Perché al fianco di DJ c’è il padre adottivo Vincent (Ed Harris), ex sicario che ha alle spalle un ricco curriculum che però da quasi vent’anni tiene nascosto con tutte le sue forze al figlio e alla moglie Sandy (Gabrielle Union). Solo che sotto le festività natalizie gli piombano in casa l’altro figlio, lo scapestrato Rocco (Lewis Pullman), la sua ragazza incinta Marina (Emanuela Postacchini) e quel disastro alcolizzato dell’ex moglie Ruth (Jennifer Coolidge). Rocco ha fatto un macello e adesso ha alle calcagna Leftie (Bill Murray) e Lonnie (Pete Davidson), che vogliono fargli la pelle.
John Pollono scrive in pratica un film di ricongiungimento familiare sotto le luci del Natale e del Capodanno, pensato però al rovescio nello stiramento più totale del buonsenso e dei buoni sentimenti. La sensazione è che sia sempre tutto in procinto di esplodere, schiacciato in una pentola a pressione di menzogne e incomprensioni destinate a collidere, dove di mezzo ci sono però anche pistole, fucili, strampalati e oltraggiosi codici criminali.
Riff Raff è un’altalena di toni, un mix di punti di vista che transitano dall’ingenuità al cinismo, che arrivano a concretizzarsi in una sorta di home invasion da parte del passato di Vincent, prima metaforico e poi progressivamente sempre più letterale. Il film si dondola avanti e indietro tra questi personaggi che non sono mai realmente simpatici fino in fondo, che hanno sempre degli spigoli con cui pungono lo spettatore e con cui si pungono e pungolano soprattutto tra di loro.

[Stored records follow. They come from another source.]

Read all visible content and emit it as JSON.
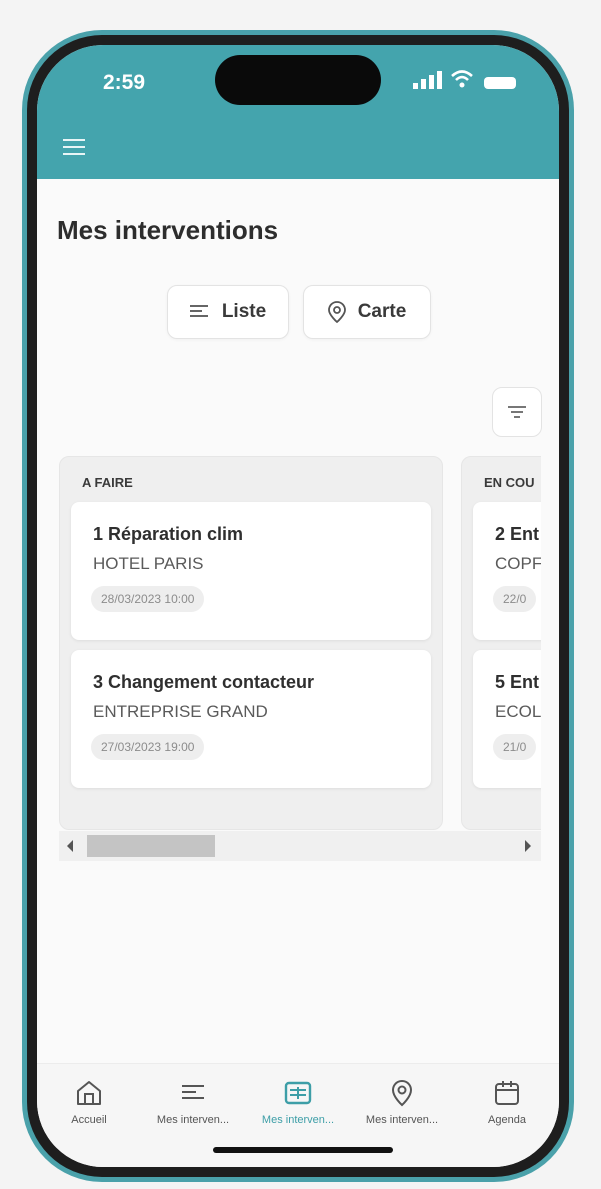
{
  "status_bar": {
    "time": "2:59"
  },
  "header": {
    "menu_icon": "hamburger-menu-icon",
    "bg_color": "#44a4ad"
  },
  "page": {
    "title": "Mes interventions"
  },
  "view_toggle": [
    {
      "label": "Liste",
      "icon": "list-icon"
    },
    {
      "label": "Carte",
      "icon": "map-pin-icon"
    }
  ],
  "filter": {
    "icon": "filter-icon"
  },
  "columns": [
    {
      "title": "A FAIRE",
      "cards": [
        {
          "title": "1 Réparation clim",
          "subtitle": "HOTEL PARIS",
          "date": "28/03/2023 10:00"
        },
        {
          "title": "3 Changement contacteur",
          "subtitle": "ENTREPRISE GRAND",
          "date": "27/03/2023 19:00"
        }
      ]
    },
    {
      "title": "EN COU",
      "cards": [
        {
          "title": "2 Ent",
          "subtitle": "COPF",
          "date": "22/0"
        },
        {
          "title": "5 Ent",
          "subtitle": "ECOL",
          "date": "21/0"
        }
      ]
    }
  ],
  "bottom_nav": [
    {
      "label": "Accueil",
      "icon": "home-icon",
      "active": false
    },
    {
      "label": "Mes interven...",
      "icon": "list-icon",
      "active": false
    },
    {
      "label": "Mes interven...",
      "icon": "kanban-board-icon",
      "active": true
    },
    {
      "label": "Mes interven...",
      "icon": "map-pin-icon",
      "active": false
    },
    {
      "label": "Agenda",
      "icon": "calendar-icon",
      "active": false
    }
  ],
  "colors": {
    "accent": "#44a4ad",
    "frame": "#4aa1aa"
  }
}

Montiel tiene il passo strampalato della sceneggiatura di Pollono, disvelata con un tocco gustoso anche nelle ipocrisie di uno scontro di vita che si fa scontro di classe e culturale, per sommi capi e per sommi stereotipi (afroamericani borghesi da una parte, italoamericani mafiosi dall’altra), funzionali a un intreccio che si riserva pure di mettere alla berlina lo squallido maschio impollinatore del Novecento. Che è violentissimo, profondamente ignorante e stupido, così come Riff Raff lo mostra. Anche se non arriva a condannarlo davvero fino in fondo (avrebbe magari dovuto), lasciandogli uno spiraglio di possibilità di redenzione tramite il riconoscimento e la benedizione al futuro (seppur non dovrebbe spettare a lui). Che forse nel domani sarà migliore, e forse farò volare meno proiettili per l’aria.